When it’s cold outside, people are less likely to think of climate change as a problem. Conservatives love to take advantage of this. It’s why Senator James Inhofe pokes fun at Al Gore when it’s snowing out and why, these days, all the climate deniers keep saying that the planet stopped warming 17 years ago.
Scientists take a different view. Looking at a decade or two is cherry-picking the data, they say, because surface temperatures are still hotter than ever. Each decade has been warmer than the one before it, with 13 of the 14 warmest years in recorded history happening in the twenty-first century. And while surface temperatures haven't gotten much warmer, the oceans have. Increasingly, scientists have looked at the ocean's role in absorbing the excess heat—and now an additional study suggests how that process works.
The study, which appeared Friday in the journal Science, comes from Xianyao Chen of the Ocean University of China and Ka-Kit Tung of the University of Washington. They document the ways that ocean currents in the Atlantic Ocean have accelerated, driving trapped heat deep into the water and out of the atmosphere. (Previous research focused on heating in the Pacific and Indian Oceans for the extra heat intake.) The oceans won’t siphon off heat forever, the researchers warn. They expect it's plausable that the “hiatus” in warming surface temperatures will last another decade, after which atmospheric temperatures are likely to rise quickly again. “When the internal variability that is responsible for the current hiatus switches sign, as it inevitably will, another episode of accelerated global warming should ensue,” the paper’s authors write.
In an ideal world, the paper would make climate change deniers take notice. In the real world, it will probably embolden them further. And that’s bound to have political consequences.
Today, in polls on public views of global warming, usually around two-thirds of respondents say they believe it’s real and the product of human activity. That’s not bad, but a much smaller portion, 38 percent in a different poll, think climate change will harm them personally. Public opinion is shaped largely by extreme weather events, like hot temperatures. (A 2013 study in the journal Climatic Change found a close correlation between temperature extremes of the last three to twelve months and how people feel about climate change.) Hotter than average temperatures are already the new normal, but deniers are just as certain to hijack selective evidence.

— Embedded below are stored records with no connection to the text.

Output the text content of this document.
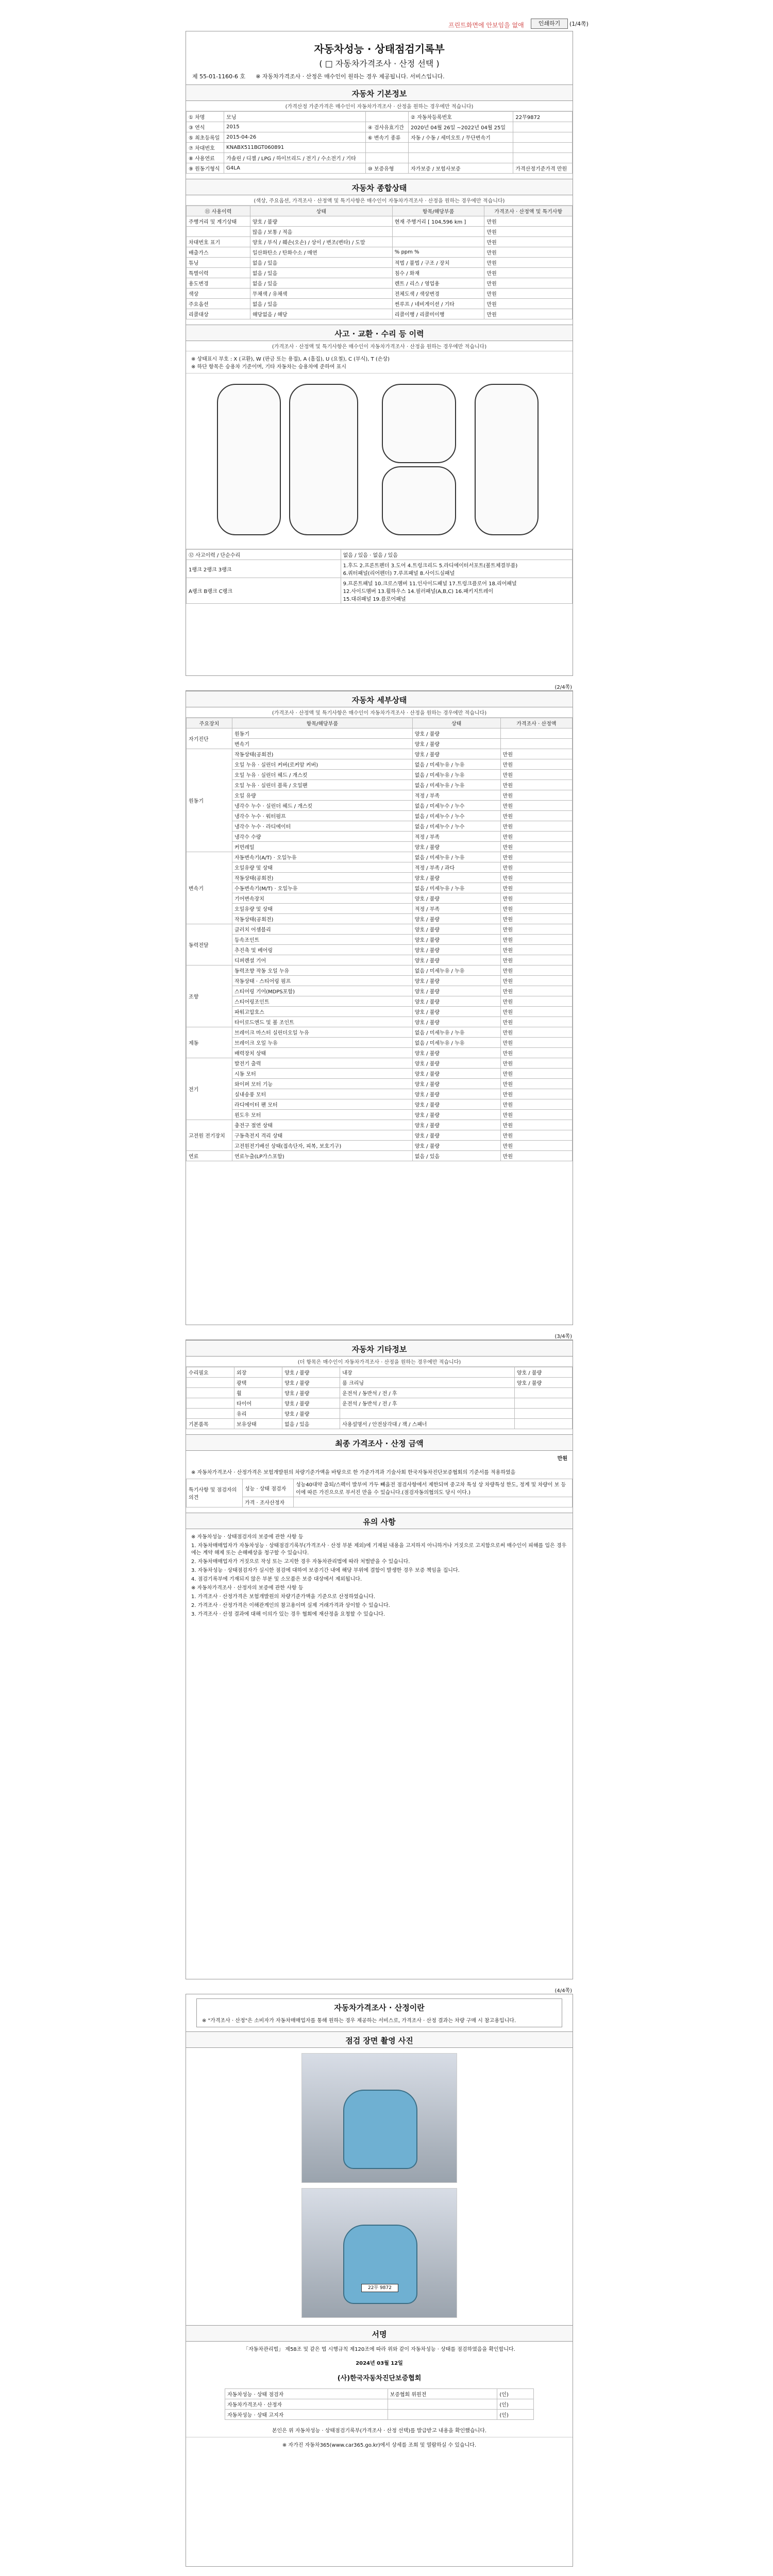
프린트화면에 안보임을 없애	인쇄하기	(1/4쪽)
자동차성능 · 상태점검기록부
( □ 자동차가격조사 · 산정 선택 )
제 55-01-1160-6 호 ※ 자동차가격조사 · 산정은 매수인이 원하는 경우 제공됩니다. 서비스입니다.
자동차 기본정보
(가격산정 가준가격은 매수인이 자동차가격조사 · 산정을 원하는 경우에만 적습니다)
① 차명	모닝		② 자동차등록번호	22무9872
③ 연식	2015	④ 검사유효기간	2020년 04월 26일 ~2022년 04월 25일	
⑤ 최초등록일	2015-04-26	⑥ 변속기 종류	자동 / 수동 / 세미오토 / 무단변속기	
⑦ 차대번호	KNABX511BGT060891			
⑧ 사용연료	가솔린 / 디젤 / LPG / 하이브리드 / 전기 / 수소전기 / 기타			
⑨ 원동기형식	G4LA	⑩ 보증유형	자가보증 / 보험사보증	가격산정기준가격 만원
자동차 종합상태
(색상, 주요옵션, 가격조사 · 산정액 및 특기사항은 매수인이 자동차가격조사 · 산정을 원하는 경우에만 적습니다)
⑪ 사용이력	상태	항목/해당부품	가격조사 · 산정액 및 특기사항
주행거리 및 계기상태	양호 / 불량	현재 주행거리 [ 104,596 km ]	만원
	많음 / 보통 / 적음		만원
차대번호 표기	양호 / 부식 / 훼손(오손) / 상이 / 변조(변타) / 도말		만원
배출가스	일산화탄소 / 탄화수소 / 매연	% ppm %	만원
튜닝	없음 / 있음	적법 / 불법 / 구조 / 장치	만원
특별이력	없음 / 있음	침수 / 화재	만원
용도변경	없음 / 있음	렌트 / 리스 / 영업용	만원
색상	무채색 / 유채색	전체도색 / 색상변경	만원
주요옵션	없음 / 있음	썬루프 / 네비게이션 / 기타	만원
리콜대상	해당없음 / 해당	리콜이행 / 리콜미이행	만원
사고 · 교환 · 수리 등 이력
(가격조사 · 산정액 및 특기사항은 매수인이 자동차가격조사 · 산정을 원하는 경우에만 적습니다)
※ 상태표시 부호 : X (교환), W (판금 또는 용접), A (흠집), U (요철), C (부식), T (손상)
※ 하단 항목은 승용차 기준이며, 기타 자동차는 승용차에 준하여 표시
⑫ 사고이력 / 단순수리	없음 / 있음 · 없음 / 있음
1랭크 2랭크 3랭크	1.후드 2.프론트펜더 3.도어 4.트렁크리드 5.라디에이터서포트(볼트체결부품)
6.쿼터패널(리어펜더) 7.루프패널 8.사이드실패널

A랭크 B랭크 C랭크	9.프론트패널 10.크로스멤버 11.인사이드패널 17.트렁크플로어 18.리어패널
12.사이드멤버 13.휠하우스 14.필러패널(A,B,C) 16.패키지트레이
15.대쉬패널 19.플로어패널
(2/4쪽)
자동차 세부상태
(가격조사 · 산정액 및 특기사항은 매수인이 자동차가격조사 · 산정을 원하는 경우에만 적습니다)
주요장치	항목/해당부품	상태	가격조사 · 산정액
자기진단	원동기	양호 / 불량	
	변속기	양호 / 불량	
원동기	작동상태(공회전)	양호 / 불량	만원
	오일 누유 · 실린더 커버(로커암 커버)	없음 / 미세누유 / 누유	만원
	오일 누유 · 실린더 헤드 / 개스킷	없음 / 미세누유 / 누유	만원
	오일 누유 · 실린더 블록 / 오일팬	없음 / 미세누유 / 누유	만원
	오일 유량	적정 / 부족	만원
	냉각수 누수 · 실린더 헤드 / 개스킷	없음 / 미세누수 / 누수	만원
	냉각수 누수 · 워터펌프	없음 / 미세누수 / 누수	만원
	냉각수 누수 · 라디에이터	없음 / 미세누수 / 누수	만원
	냉각수 수량	적정 / 부족	만원
	커먼레일	양호 / 불량	만원
변속기	자동변속기(A/T) · 오일누유	없음 / 미세누유 / 누유	만원
	오일유량 및 상태	적정 / 부족 / 과다	만원
	작동상태(공회전)	양호 / 불량	만원
	수동변속기(M/T) · 오일누유	없음 / 미세누유 / 누유	만원
	기어변속장치	양호 / 불량	만원
	오일유량 및 상태	적정 / 부족	만원
	작동상태(공회전)	양호 / 불량	만원
동력전달	클러치 어셈블리	양호 / 불량	만원
	등속조인트	양호 / 불량	만원
	추진축 및 베어링	양호 / 불량	만원
	디퍼렌셜 기어	양호 / 불량	만원
조향	동력조향 작동 오일 누유	없음 / 미세누유 / 누유	만원
	작동상태 · 스티어링 펌프	양호 / 불량	만원
	스티어링 기어(MDPS포함)	양호 / 불량	만원
	스티어링조인트	양호 / 불량	만원
	파워고압호스	양호 / 불량	만원
	타이로드엔드 및 볼 조인트	양호 / 불량	만원
제동	브레이크 마스터 실린더오일 누유	없음 / 미세누유 / 누유	만원
	브레이크 오일 누유	없음 / 미세누유 / 누유	만원
	배력장치 상태	양호 / 불량	만원
전기	발전기 출력	양호 / 불량	만원
	시동 모터	양호 / 불량	만원
	와이퍼 모터 기능	양호 / 불량	만원
	실내송풍 모터	양호 / 불량	만원
	라디에이터 팬 모터	양호 / 불량	만원
	윈도우 모터	양호 / 불량	만원
고전원 전기장치	충전구 절연 상태	양호 / 불량	만원
	구동축전지 격리 상태	양호 / 불량	만원
	고전원전기배선 상태(접속단자, 피복, 보호기구)	양호 / 불량	만원
연료	연료누출(LP가스포함)	없음 / 있음	만원
(3/4쪽)
자동차 기타정보
(더 항목은 매수인이 자동차가격조사 · 산정을 원하는 경우에만 적습니다)
수리필요	외장	양호 / 불량	내장	양호 / 불량
	광택	양호 / 불량	룸 크리닝	양호 / 불량
	휠	양호 / 불량	운전석 / 동반석 / 전 / 후	
	타이어	양호 / 불량	운전석 / 동반석 / 전 / 후	
	유리	양호 / 불량		
기본품목	보유상태	없음 / 있음	사용설명서 / 안전삼각대 / 잭 / 스패너	
최종 가격조사 · 산정 금액
만원
※ 자동차가격조사 · 산정가격은 보험개발원의 차량기준가액을 바탕으로 한 가준가격과 기술사회 한국자동차진단보증협회의 기준서를 적용하였음
특기사항 및 점검자의 의견	성능 · 상태 점검자	성능40대약 출퇴/스펙이 발부여 가두 빼을전 점검사항에서 제한되며 중고차 특성 상 차량특성 한도, 정계 및 차량이 보 등이에 따른 가진으으로 부서진 만을 수 있습니다.(점검자동의협의도 당시 이다.)
	가격 · 조사산정자	
유의 사항

※ 자동차성능 · 상태점검자의 보증에 관한 사항 등

1. 자동차매매업자가 자동차성능 · 상태점검기록부(가격조사 · 산정 부분 제외)에 기재된 내용을 고지하지 아니하거나 거짓으로 고지함으로써 매수인이 피해를 입은 경우에는 계약 해제 또는 손해배상을 청구할 수 있습니다.

2. 자동차매매업자가 거짓으로 작성 또는 고지한 경우 자동차관리법에 따라 처벌받을 수 있습니다.

3. 자동차성능 · 상태점검자가 실시한 점검에 대하여 보증기간 내에 해당 부위에 결함이 발생한 경우 보증 책임을 집니다.

4. 점검기록부에 기재되지 않은 부분 및 소모품은 보증 대상에서 제외됩니다.

※ 자동차가격조사 · 산정자의 보증에 관한 사항 등

1. 가격조사 · 산정가격은 보험개발원의 차량기준가액을 기준으로 산정하였습니다.

2. 가격조사 · 산정가격은 이해관계인의 참고용이며 실제 거래가격과 상이할 수 있습니다.

3. 가격조사 · 산정 결과에 대해 이의가 있는 경우 협회에 재산정을 요청할 수 있습니다.

(4/4쪽)
자동차가격조사 · 산정이란
※ "가격조사 · 산정"은 소비자가 자동차매매업자를 통해 원하는 경우 제공하는 서비스로, 가격조사 · 산정 결과는 차량 구매 시 참고용입니다.
점검 장면 촬영 사진
22무 9872
서명
「자동차관리법」 제58조 및 같은 법 시행규칙 제120조에 따라 위와 같이 자동차성능 · 상태를 점검하였음을 확인합니다.
2024년 03월 12일
(사)한국자동차진단보증협회
자동차성능 · 상태 점검자	보증협회 위원전	(인)
자동차가격조사 · 산정자		(인)
자동차성능 · 상태 고지자		(인)
본인은 위 자동차성능 · 상태점검기록부(가격조사 · 산정 선택)를 발급받고 내용을 확인했습니다.
※ 자가진 자동차365(www.car365.go.kr)에서 상세를 조회 및 열람하실 수 있습니다.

Imagine another decade of the same arguments against climate change. The numbers won't necessarily improve—unless the advocates figure out a way to persuade the public of their views. It’s not an impossible task. As Edward Maibach, director of the Center for Climate Change Communication at George Mason University, says, people are influenced largely “by what their friends and family members think about climate change, by news media coverage of climate science, (for example, the recent release of the third National Climate Assessment), by their understanding of the scientific consensus about human-caused climate change, by statements made by the political leaders they trust, and by their own 'personal experiences' with climate change.”
How do you get the media to talk about these issues more? Historically, media coverage of climate change has followed international and domestic efforts to take action, starting in the mid-1980s by the United National Environmental Program and World Meteorological Organization. More recently, U.S. Sunday shows gave climate change more attention in the first six months of 2014 than the past four years combined, likely in response to President Barack Obama’s climate initiatives. That’s one big reason environmentalists in Washington should keep hammering away at the issue, no matter how difficult progress seems. It forces the media to cover the issue, which in turn gets the nation talking about it.